Fully etched grating couplers for atomic layer deposited horizontal slot waveguides

Compact broadband grating couplers are designed and studied utilizing Atomic Layer Deposited Horizontal Slot waveguides, with four well-known material layers as the slot. Fabrication process conditions are experimentally studied to obtain more optimized designs. With the precision of the film thickness and refractive index provided by ALD, fabrication of reproducible grating couplers is feasible. An overview of design guidelines regarding the slot size and slot material is provided by 2D Finite Element Method calculations.

Embedded graphene photodetectors for silicon photonics

Graphene has extraordinary electronic and optoelectronic properties such as high carrier mobility, large charge-carrier concentrations, tunability via electrostatic doping, wavelength-independent absorption, and relatively low dissipation rates. The combination of its electro-optical properties with its manufacturability and CMOS integrability makes graphene an extremely promising candidate for active photonic devices. Because of its two-dimensional appearance, graphene has a limited light absorption, which is not enough to fulfill the requirements of silicon photonics technology. Recently, the integration of graphene with silicon waveguides has been shown for on-chip applications. In these solutions graphene is placed on top and outside of the waveguide yielding only limited light-graphene interaction. We introduce novel photo-detector architecture by embedding CVD-graphene inside the slot layer of deposited high-k slot waveguides that are compatible with back-end-of-the-line manufacturing of photonic integrated circuits (PICs). This approach leads to a high light-graphene interaction due to the high mode concentration in the slot region. This results in enhanced absorption and enables a very compact photodetector design.

Low loss high-k slot waveguides for silicon photonics

Silicon photonic integrated circuits are promising solutions for high speed on-chip data communication. Producing crystalline silicon optical waveguides at the backend of the IC process flow requires wafer-bonding and a deep substrate etching of an SOI wafer. Fabrication of optical interconnects is less complex and more cost effective if deposited amorphous silicon can be used instead. Amorphous silicon on the other hand suffers from a high absorption. Slot waveguide is a suitable solution for integration of alternative materials with silicon waveguides. Active devices with slot waveguides have been reported by Ramirez et al where the slot layer is doped with rare-earth metals to generate light. In this work successful fabrication and characterization of CMOS compatible low loss high-k amorphous silicon slot waveguides is reported.

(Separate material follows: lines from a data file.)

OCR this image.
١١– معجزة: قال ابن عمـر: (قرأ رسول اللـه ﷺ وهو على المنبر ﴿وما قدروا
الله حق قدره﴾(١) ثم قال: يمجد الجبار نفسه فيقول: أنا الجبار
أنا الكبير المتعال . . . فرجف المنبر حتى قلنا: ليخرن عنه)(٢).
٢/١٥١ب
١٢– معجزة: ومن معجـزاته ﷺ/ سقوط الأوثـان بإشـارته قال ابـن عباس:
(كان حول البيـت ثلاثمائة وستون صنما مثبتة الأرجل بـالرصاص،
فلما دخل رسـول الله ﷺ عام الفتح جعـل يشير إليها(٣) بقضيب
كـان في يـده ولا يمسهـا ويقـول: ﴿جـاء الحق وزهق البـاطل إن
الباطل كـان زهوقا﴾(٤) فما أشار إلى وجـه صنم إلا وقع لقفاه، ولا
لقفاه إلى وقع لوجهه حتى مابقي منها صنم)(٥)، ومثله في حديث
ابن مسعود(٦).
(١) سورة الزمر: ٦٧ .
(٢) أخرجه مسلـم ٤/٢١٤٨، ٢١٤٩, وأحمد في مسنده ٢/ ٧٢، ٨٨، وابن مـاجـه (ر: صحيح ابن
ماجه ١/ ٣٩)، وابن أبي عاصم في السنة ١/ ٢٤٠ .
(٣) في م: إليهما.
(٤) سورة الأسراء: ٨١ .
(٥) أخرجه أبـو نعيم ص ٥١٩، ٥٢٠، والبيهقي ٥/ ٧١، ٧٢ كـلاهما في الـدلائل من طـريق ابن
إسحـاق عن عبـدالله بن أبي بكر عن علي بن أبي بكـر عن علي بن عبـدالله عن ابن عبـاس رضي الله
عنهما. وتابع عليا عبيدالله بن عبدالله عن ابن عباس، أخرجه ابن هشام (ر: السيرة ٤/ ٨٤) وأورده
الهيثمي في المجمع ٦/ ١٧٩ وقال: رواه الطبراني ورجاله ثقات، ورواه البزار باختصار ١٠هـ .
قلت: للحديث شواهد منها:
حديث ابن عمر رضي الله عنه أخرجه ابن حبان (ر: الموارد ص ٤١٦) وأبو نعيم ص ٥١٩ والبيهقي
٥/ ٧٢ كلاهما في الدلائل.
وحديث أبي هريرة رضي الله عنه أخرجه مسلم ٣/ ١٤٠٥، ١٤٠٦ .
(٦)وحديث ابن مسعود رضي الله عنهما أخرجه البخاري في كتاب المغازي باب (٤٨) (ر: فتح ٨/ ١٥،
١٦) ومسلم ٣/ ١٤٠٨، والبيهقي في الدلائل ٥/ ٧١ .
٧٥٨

Double slot high-k waveguide grating couplers for silicon photonics

Fully etched grating couplers are manufactured for double slot high-k waveguides. These couplers have a maximum efficiency of 22 %. This higher achieved efficiency despite the lack of a matching fluid compared to the case of single slots (18.5 % ) is due to the higher confinement of the optical power in the slot region for the double slot structures. Doubling the slot number reduces the effective refractive index from 2.7 to 2.2.

Integrating 3D PIN germanium detectors with high-k ALD fabricated slot waveguides

A novel device technology for photonics integrated circuits (PICs) is presented. In this work germanium PIN photodetectors are embedded in back-end deposited high-k slot waveguides. The waveguides are fabricated using chemical vapor deposited amorphous silicon and atomic layer deposition of Al2O3 thin films. The germanium PIN stack is selectively grown on a bulk silicon substrate. The detectors are butt coupled to the slot waveguides. Using our selective germanium growth and interconnect technology we study a 3D multilayer photonic integration for CMOS back-end of the line (BEOL) process. Finally we demonstrate the fabrication of a photonic chip deploying this technology platform.

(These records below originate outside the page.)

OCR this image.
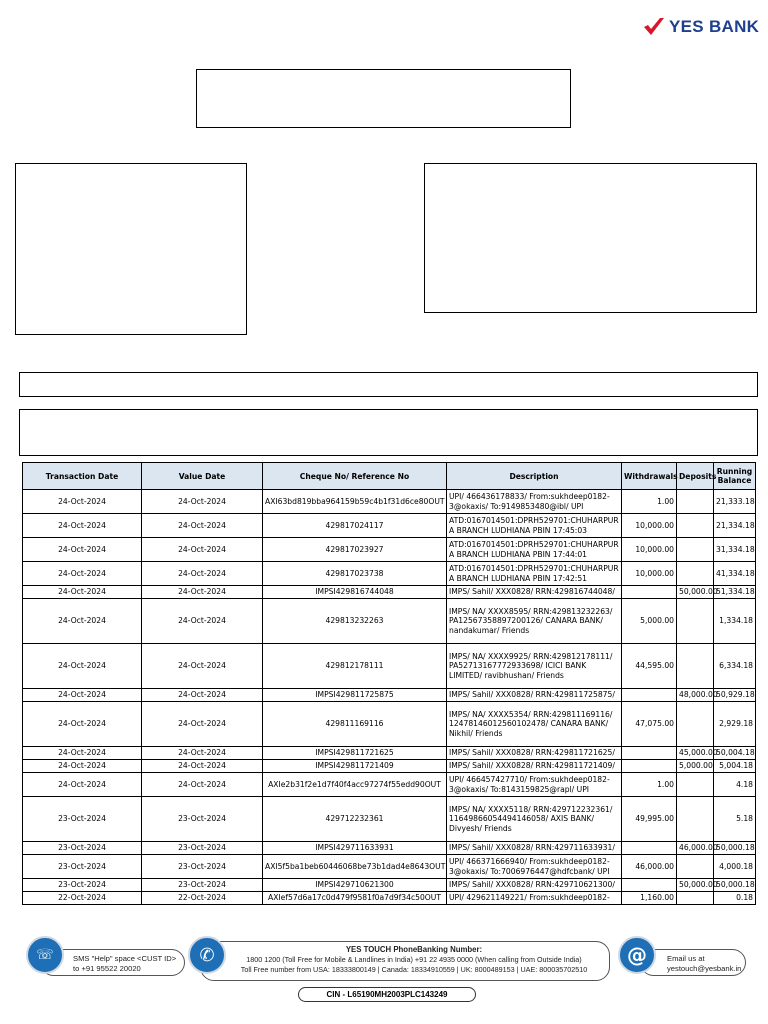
YES BANK
Transaction Date	Value Date	Cheque No/ Reference No	Description	Withdrawals	Deposits	Running Balance
24-Oct-2024	24-Oct-2024	AXI63bd819bba964159b59c4b1f31d6ce80OUT	UPI/ 466436178833/ From:sukhdeep0182-3@okaxis/ To:9149853480@ibl/ UPI	1.00		21,333.18
24-Oct-2024	24-Oct-2024	429817024117	ATD:0167014501:DPRH529701:CHUHARPURA BRANCH LUDHIANA PBIN 17:45:03	10,000.00		21,334.18
24-Oct-2024	24-Oct-2024	429817023927	ATD:0167014501:DPRH529701:CHUHARPURA BRANCH LUDHIANA PBIN 17:44:01	10,000.00		31,334.18
24-Oct-2024	24-Oct-2024	429817023738	ATD:0167014501:DPRH529701:CHUHARPURA BRANCH LUDHIANA PBIN 17:42:51	10,000.00		41,334.18
24-Oct-2024	24-Oct-2024	IMPSI429816744048	IMPS/ Sahil/ XXX0828/ RRN:429816744048/		50,000.00	51,334.18
24-Oct-2024	24-Oct-2024	429813232263	IMPS/ NA/ XXXX8595/ RRN:429813232263/ PA12567358897200126/ CANARA BANK/ nandakumar/ Friends	5,000.00		1,334.18
24-Oct-2024	24-Oct-2024	429812178111	IMPS/ NA/ XXXX9925/ RRN:429812178111/ PA52713167772933698/ ICICI BANK LIMITED/ ravibhushan/ Friends	44,595.00		6,334.18
24-Oct-2024	24-Oct-2024	IMPSI429811725875	IMPS/ Sahil/ XXX0828/ RRN:429811725875/		48,000.00	50,929.18
24-Oct-2024	24-Oct-2024	429811169116	IMPS/ NA/ XXXX5354/ RRN:429811169116/ 12478146012560102478/ CANARA BANK/ Nikhil/ Friends	47,075.00		2,929.18
24-Oct-2024	24-Oct-2024	IMPSI429811721625	IMPS/ Sahil/ XXX0828/ RRN:429811721625/		45,000.00	50,004.18
24-Oct-2024	24-Oct-2024	IMPSI429811721409	IMPS/ Sahil/ XXX0828/ RRN:429811721409/		5,000.00	5,004.18
24-Oct-2024	24-Oct-2024	AXIe2b31f2e1d7f40f4acc97274f55edd90OUT	UPI/ 466457427710/ From:sukhdeep0182-3@okaxis/ To:8143159825@rapl/ UPI	1.00		4.18
23-Oct-2024	23-Oct-2024	429712232361	IMPS/ NA/ XXXX5118/ RRN:429712232361/ 11649866054494146058/ AXIS BANK/ Divyesh/ Friends	49,995.00		5.18
23-Oct-2024	23-Oct-2024	IMPSI429711633931	IMPS/ Sahil/ XXX0828/ RRN:429711633931/		46,000.00	50,000.18
23-Oct-2024	23-Oct-2024	AXI5f5ba1beb60446068be73b1dad4e8643OUT	UPI/ 466371666940/ From:sukhdeep0182-3@okaxis/ To:7006976447@hdfcbank/ UPI	46,000.00		4,000.18
23-Oct-2024	23-Oct-2024	IMPSI429710621300	IMPS/ Sahil/ XXX0828/ RRN:429710621300/		50,000.00	50,000.18
22-Oct-2024	22-Oct-2024	AXIef57d6a17c0d479f9581f0a7d9f34c50OUT	UPI/ 429621149221/ From:sukhdeep0182-	1,160.00		0.18
SMS "Help" space <CUST ID>
to +91 95522 20020
☏	YES TOUCH PhoneBanking Number:
1800 1200 (Toll Free for Mobile & Landlines in India) +91 22 4935 0000 (When calling from Outside India)
Toll Free number from USA: 18333800149 | Canada: 18334910559 | UK: 8000489153 | UAE: 800035702510
✆	Email us at
yestouch@yesbank.in
@
CIN - L65190MH2003PLC143249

CMOS compatible ALD high-k double slot grating couplers for on-chip optical interconnects

Silicon-on-insulator(SOI) novel on-chip grating couplers for double slot high-k waveguides are experimentally demonstrated. The devices were fabricated with standard CMOS process technology. The grating couplers were designed for the best performance at the C-band communication range. Two thin layers of aluminum oxide formed the slot region of the waveguide. The high-k layers were deposited using the atomic layer deposition (ALD) method. A reliable process was realized by etching the structures to the buried oxide. Effect of the top oxide cladding layer on the efficiency was studied. The grating couplers had a measured efficiency of 22% at 1.55μm wavelength. This efficiency is competitive to other results reported by other groups.